So - I've been thinking a lot about this thread lately so I figured I'd post and see who sees it - turns out I'm somewhat back in Cal-and-Min land because one of the biggest sci-fi releases this year is also a Rom Com...not even joking...so I decided to give it a go. Basically, what happened is that sci-fi grand master Connie Willis (a Hugo and Nebula winner for time travel novels dealing with the 14th Century and WWII), decided to write a novel about telepathy why it's probably not something that we'd actually want if we could have it - and of course the guise she came up with was to embed that point in a Romantic Comedy about two near-future denizens of Silicon Valley who decide to get brain implants so they can sense eachother's feelings....horrible idea, absolutely horrible - especially when the woman ends up hearing the thoughts of someone she wasn't supposed to. Anyway, I'm three chapters into "CrossTalk" and I think, in this case, Romantic Comedy actually makes a great foil for a telepathy novel - especially when written by someone with the science chops to really get deep into the implications. But it got me thinking of y'all, so I figured I'd share.
I am reading a Rom Rom about a writer chick, and some weird rockstar guy. It is called Tease Me:Teased and Broken by Ashley Black. I find it to be pretty funny though. (About 8.7 chapters in.)

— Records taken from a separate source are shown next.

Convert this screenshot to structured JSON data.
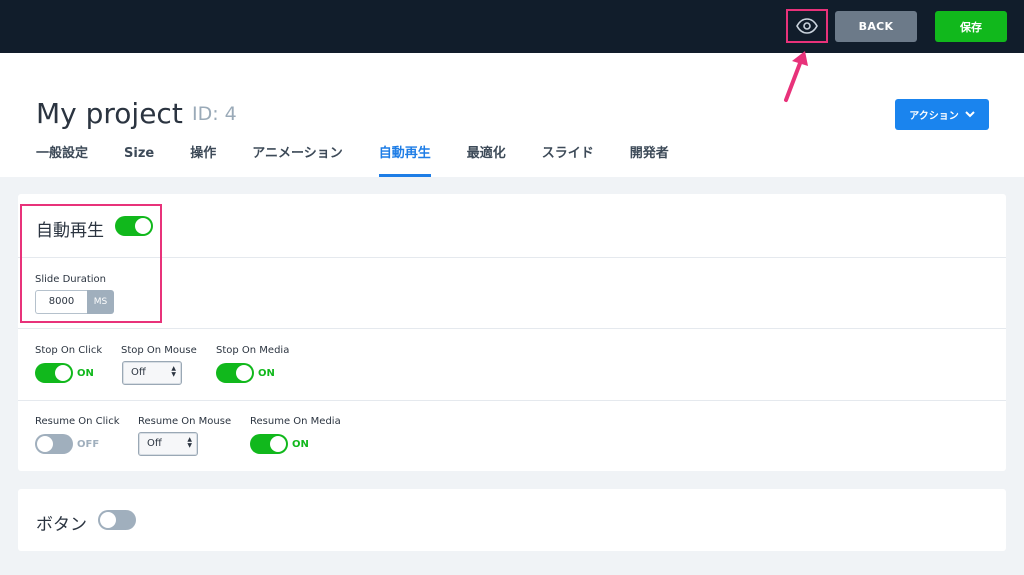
{
  "topbar": {
    "preview_icon": "eye-icon",
    "back_label": "BACK",
    "save_label": "保存"
  },
  "header": {
    "project_title": "My project",
    "project_id": "ID: 4",
    "action_label": "アクション",
    "action_icon": "chevron-down-icon"
  },
  "tabs": [
    {
      "label": "一般設定",
      "active": false
    },
    {
      "label": "Size",
      "active": false
    },
    {
      "label": "操作",
      "active": false
    },
    {
      "label": "アニメーション",
      "active": false
    },
    {
      "label": "自動再生",
      "active": true
    },
    {
      "label": "最適化",
      "active": false
    },
    {
      "label": "スライド",
      "active": false
    },
    {
      "label": "開発者",
      "active": false
    }
  ],
  "autoplay": {
    "title": "自動再生",
    "enabled": true,
    "slide_duration_label": "Slide Duration",
    "slide_duration_value": "8000",
    "slide_duration_unit": "MS",
    "stop_on_click_label": "Stop On Click",
    "stop_on_click_state": "ON",
    "stop_on_mouse_label": "Stop On Mouse",
    "stop_on_mouse_value": "Off",
    "stop_on_media_label": "Stop On Media",
    "stop_on_media_state": "ON",
    "resume_on_click_label": "Resume On Click",
    "resume_on_click_state": "OFF",
    "resume_on_mouse_label": "Resume On Mouse",
    "resume_on_mouse_value": "Off",
    "resume_on_media_label": "Resume On Media",
    "resume_on_media_state": "ON"
  },
  "buttons_section": {
    "title": "ボタン",
    "enabled": false
  },
  "colors": {
    "topbar": "#111d2b",
    "accent_green": "#11b81c",
    "accent_blue": "#1a84ee",
    "annotation_pink": "#e8327a"
  }
}
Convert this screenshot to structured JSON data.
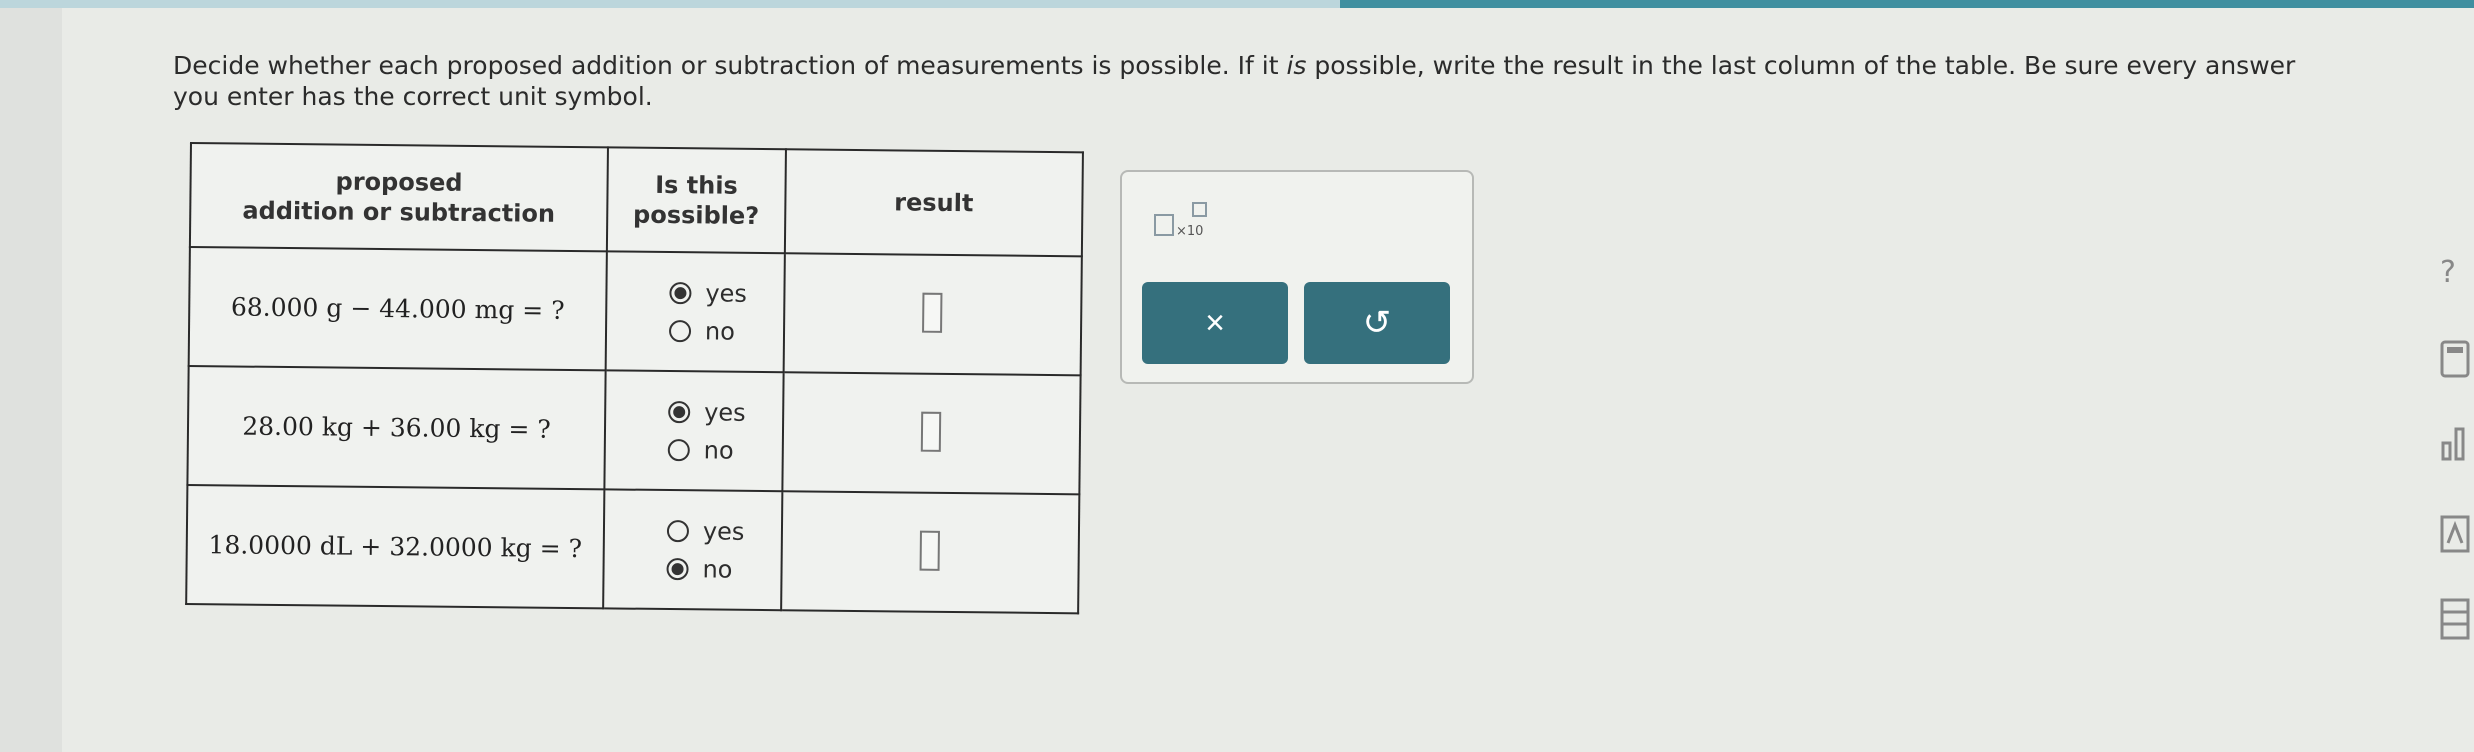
{
  "instructions": {
    "part1": "Decide whether each proposed addition or subtraction of measurements is possible. If it ",
    "is": "is",
    "part2": " possible, write the result in the last column of the table. Be sure every answer you enter has the correct unit symbol."
  },
  "table": {
    "headers": {
      "col1_line1": "proposed",
      "col1_line2": "addition or subtraction",
      "col2_line1": "Is this",
      "col2_line2": "possible?",
      "col3": "result"
    },
    "rows": [
      {
        "expression": "68.000 g − 44.000 mg = ?",
        "options": [
          "yes",
          "no"
        ],
        "selected": "yes",
        "result": ""
      },
      {
        "expression": "28.00 kg + 36.00 kg = ?",
        "options": [
          "yes",
          "no"
        ],
        "selected": "yes",
        "result": ""
      },
      {
        "expression": "18.0000 dL + 32.0000 kg = ?",
        "options": [
          "yes",
          "no"
        ],
        "selected": "no",
        "result": ""
      }
    ]
  },
  "tools": {
    "sci_notation_times": "×10",
    "clear_icon": "×",
    "reset_icon": "↺"
  },
  "sidebar": {
    "help_icon": "?",
    "calculator_icon": "calculator-icon",
    "chart_icon": "chart-icon",
    "reference_icon": "reference-icon",
    "periodic_table_icon": "periodic-table-icon"
  },
  "colors": {
    "button": "#35707d",
    "accent_bar": "#3f8fa0"
  }
}
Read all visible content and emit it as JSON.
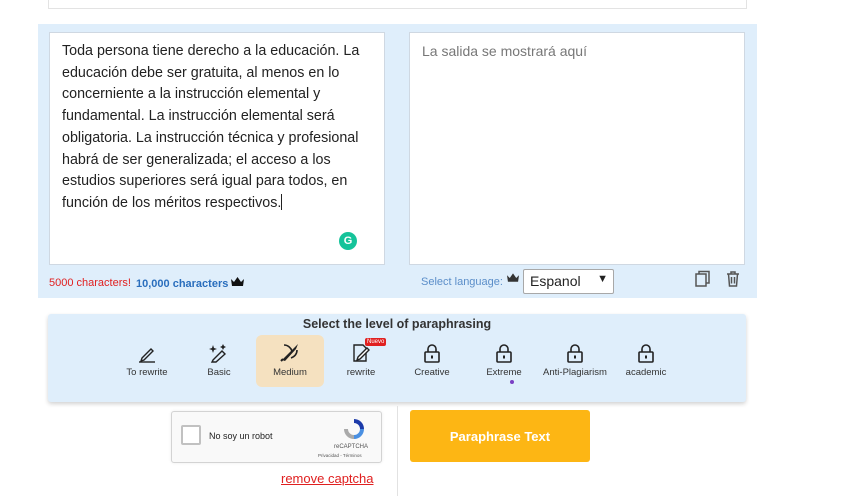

Pretty good after three chapters - although the main character "Briddey" just went in for her operation so no telepathy yet. I think the hectic office environment is well done, and the characters are a bit over the top but I think suitably so for the type of book it is. You've got all the standard archetypes - the MC is a high-flying my-career-is-my-life type, her extended family are this hilariously close-knit crew of Irish-American Catholics who fret about their kids and their messed up relationships and give Briddey crap for not always being around the family gatherings (which as someone who has one of those families, Willis nailed). The boyfriend comes across as a borderline sociopath, and the nerdy genius dude who works in the basement is both charming and ridiculously awkward. There's even an overly intelligent eleven-year-old who gets all the deadpan laugh lines. So, all the stock Rom-Com pieces are there, almost as a nudge-wink to the audience, and I'm interested to see how it all goes to hell in a handbasket.